Sunday, March 16, 2025

Musical Watch: Gentlemen Prefer Blondes (1953)




Watched:  03/14/2025
Format:  BluRay
Viewing:  Unknown
Director:  Howard Hawks

It had been a minute since I'd watched Gentlemen Prefer Blondes (1953), one of those movies they used to play more often on TCM and where I'd just stop and usually watch it from wherever I came in.  It's still a favorite.  

No doubt the movie's gender politics play badly for The Youth, but in context, this is a movie about two women on either side of the coin - asking whether one pursues money or not when it comes to matrimony and romance.  And, in 1953, we are very much still in an era where a marriage is going to make or break the vast majority of women.  We're only a handful of decades from women being able to vote, and they still can't have their own credit cards.  

The gag, of course, is do you play the men?  And, if so, how?  

The movie is very loosely based on a 1949 musical, which, in turn, was based on the second best-selling book of 1926 - so thinking about the flapper era, some of this makes a wee bit more sense in that cultural context.  And while much is similar, plenty is different from both the book and musical.  But it is *likely* that adults seeing this movie in 1953 would see this as "oh, they made a movie of that book".  In our lifetime the movie is detached from the other cultural touchpoints (the book, the comic strip!, the 1920's play or the separate 1949 play, or the silent movie), and remembered for launching Monroe to her final echelon of stardom and reminding folks that Jane Russell is an excellent idea.

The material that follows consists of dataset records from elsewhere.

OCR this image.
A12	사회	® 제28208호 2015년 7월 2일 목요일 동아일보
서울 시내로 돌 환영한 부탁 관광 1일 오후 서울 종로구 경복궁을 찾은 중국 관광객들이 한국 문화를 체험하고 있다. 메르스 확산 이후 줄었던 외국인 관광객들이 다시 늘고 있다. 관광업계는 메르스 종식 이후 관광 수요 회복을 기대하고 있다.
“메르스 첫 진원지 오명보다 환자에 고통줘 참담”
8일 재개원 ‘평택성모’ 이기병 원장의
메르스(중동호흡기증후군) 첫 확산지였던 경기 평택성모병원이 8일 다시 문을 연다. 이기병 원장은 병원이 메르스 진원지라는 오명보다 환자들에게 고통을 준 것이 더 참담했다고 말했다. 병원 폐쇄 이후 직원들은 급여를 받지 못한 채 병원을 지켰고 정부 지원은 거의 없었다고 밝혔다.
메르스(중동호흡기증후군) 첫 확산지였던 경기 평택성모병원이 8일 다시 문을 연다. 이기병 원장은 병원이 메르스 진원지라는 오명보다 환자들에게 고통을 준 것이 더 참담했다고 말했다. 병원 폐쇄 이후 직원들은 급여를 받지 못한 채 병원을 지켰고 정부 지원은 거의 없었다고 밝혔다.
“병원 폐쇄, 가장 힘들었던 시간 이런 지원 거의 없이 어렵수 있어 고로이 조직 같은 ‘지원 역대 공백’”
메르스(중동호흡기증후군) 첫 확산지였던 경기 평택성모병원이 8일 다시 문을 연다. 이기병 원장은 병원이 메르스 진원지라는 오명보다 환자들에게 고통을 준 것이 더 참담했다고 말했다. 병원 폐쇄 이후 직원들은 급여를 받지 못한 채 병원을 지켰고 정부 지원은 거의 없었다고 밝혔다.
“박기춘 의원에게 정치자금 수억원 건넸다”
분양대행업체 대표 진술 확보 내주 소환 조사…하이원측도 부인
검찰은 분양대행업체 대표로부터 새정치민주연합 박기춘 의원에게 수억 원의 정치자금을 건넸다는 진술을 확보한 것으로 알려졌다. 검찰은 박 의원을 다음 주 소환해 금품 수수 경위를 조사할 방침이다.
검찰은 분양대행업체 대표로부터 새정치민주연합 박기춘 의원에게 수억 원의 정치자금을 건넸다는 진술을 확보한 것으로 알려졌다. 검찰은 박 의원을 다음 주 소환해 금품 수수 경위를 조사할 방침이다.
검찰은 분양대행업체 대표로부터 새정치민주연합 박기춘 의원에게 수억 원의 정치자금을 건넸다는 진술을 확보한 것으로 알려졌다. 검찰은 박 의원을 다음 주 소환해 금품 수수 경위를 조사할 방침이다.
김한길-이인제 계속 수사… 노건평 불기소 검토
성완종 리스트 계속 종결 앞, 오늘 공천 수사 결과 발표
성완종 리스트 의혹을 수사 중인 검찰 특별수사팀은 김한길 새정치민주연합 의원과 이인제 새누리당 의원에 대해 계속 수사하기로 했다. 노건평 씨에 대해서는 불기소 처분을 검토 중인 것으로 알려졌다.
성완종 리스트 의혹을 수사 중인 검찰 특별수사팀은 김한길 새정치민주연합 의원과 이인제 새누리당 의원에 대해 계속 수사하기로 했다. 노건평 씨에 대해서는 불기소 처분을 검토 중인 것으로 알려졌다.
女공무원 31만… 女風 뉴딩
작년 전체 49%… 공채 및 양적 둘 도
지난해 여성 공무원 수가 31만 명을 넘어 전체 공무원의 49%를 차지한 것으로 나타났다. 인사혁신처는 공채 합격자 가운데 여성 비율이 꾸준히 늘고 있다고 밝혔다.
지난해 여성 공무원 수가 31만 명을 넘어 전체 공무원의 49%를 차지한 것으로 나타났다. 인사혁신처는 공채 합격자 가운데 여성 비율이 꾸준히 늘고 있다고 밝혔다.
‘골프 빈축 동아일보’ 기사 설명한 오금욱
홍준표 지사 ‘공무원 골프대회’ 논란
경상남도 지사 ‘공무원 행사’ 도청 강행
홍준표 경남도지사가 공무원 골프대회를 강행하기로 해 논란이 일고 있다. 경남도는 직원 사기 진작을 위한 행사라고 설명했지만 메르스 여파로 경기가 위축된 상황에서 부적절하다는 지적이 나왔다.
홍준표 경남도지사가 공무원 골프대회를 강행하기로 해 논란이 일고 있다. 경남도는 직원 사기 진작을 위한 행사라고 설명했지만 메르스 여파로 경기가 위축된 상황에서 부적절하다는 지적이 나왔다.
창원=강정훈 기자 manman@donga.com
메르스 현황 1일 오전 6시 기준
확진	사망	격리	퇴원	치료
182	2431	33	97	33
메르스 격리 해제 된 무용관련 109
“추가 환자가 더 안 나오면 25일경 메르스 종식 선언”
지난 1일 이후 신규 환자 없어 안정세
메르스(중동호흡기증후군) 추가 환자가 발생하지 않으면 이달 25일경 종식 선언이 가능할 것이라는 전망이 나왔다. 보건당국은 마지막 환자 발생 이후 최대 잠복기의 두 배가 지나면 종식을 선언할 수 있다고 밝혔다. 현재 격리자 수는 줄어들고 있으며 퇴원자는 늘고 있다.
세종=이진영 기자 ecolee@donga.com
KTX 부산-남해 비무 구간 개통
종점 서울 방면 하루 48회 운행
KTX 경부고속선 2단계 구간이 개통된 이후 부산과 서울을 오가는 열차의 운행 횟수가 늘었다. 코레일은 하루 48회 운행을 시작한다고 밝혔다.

I think the thing is - if you're looking from the outside at the film, you're going to assume that this is a movie about ogling Russell and Monroe.  But that's for the men *in* the movie.  This is a movie with two lead women who are true best buds, just with a difference of opinion about who to romance.  They *know* what they look like, and know its their only advantage as two girls from Little Rock trying to make it.  But it also doesn't make them stupid.  Rather, this is about outwitting the men underestimating an underdog - and in that, you can feel the Broadway DNA in the story.

Anyway, if you've not seen it, it's very watchable.  It's funny, ridiculous and has some terrific musical numbers, not the least of which is "Diamonds Are a Girl's Best Friend" (spot the part where Monroe's hair is messed up and wonder why they used that shot.  I always do.).  The film's palette and wardrobe is iconic, and a lot of the gags are timeless.  

Mostly, I think it stars two of the best talents of their era - the established Jane Russell and the soon-to-be-a-legend Marilyn Monroe.  And it's a showcase and argument for why both still have their fans 70-something years later.

By the way, apparently the actual literal reason the original was called Gentlemen Prefer Blondes is kind of lost in this movie, but it is what you think it is.  The idea is that someone like Jane Russell would get passed up for Monroe based solely on a preference for hair color, and that lets blondes get away with whatever they want.  Which is kind of in the film, but not really.  By 1953 I'd guess the title was just enough in the zeitgeist that folks would overlay that idea into the film.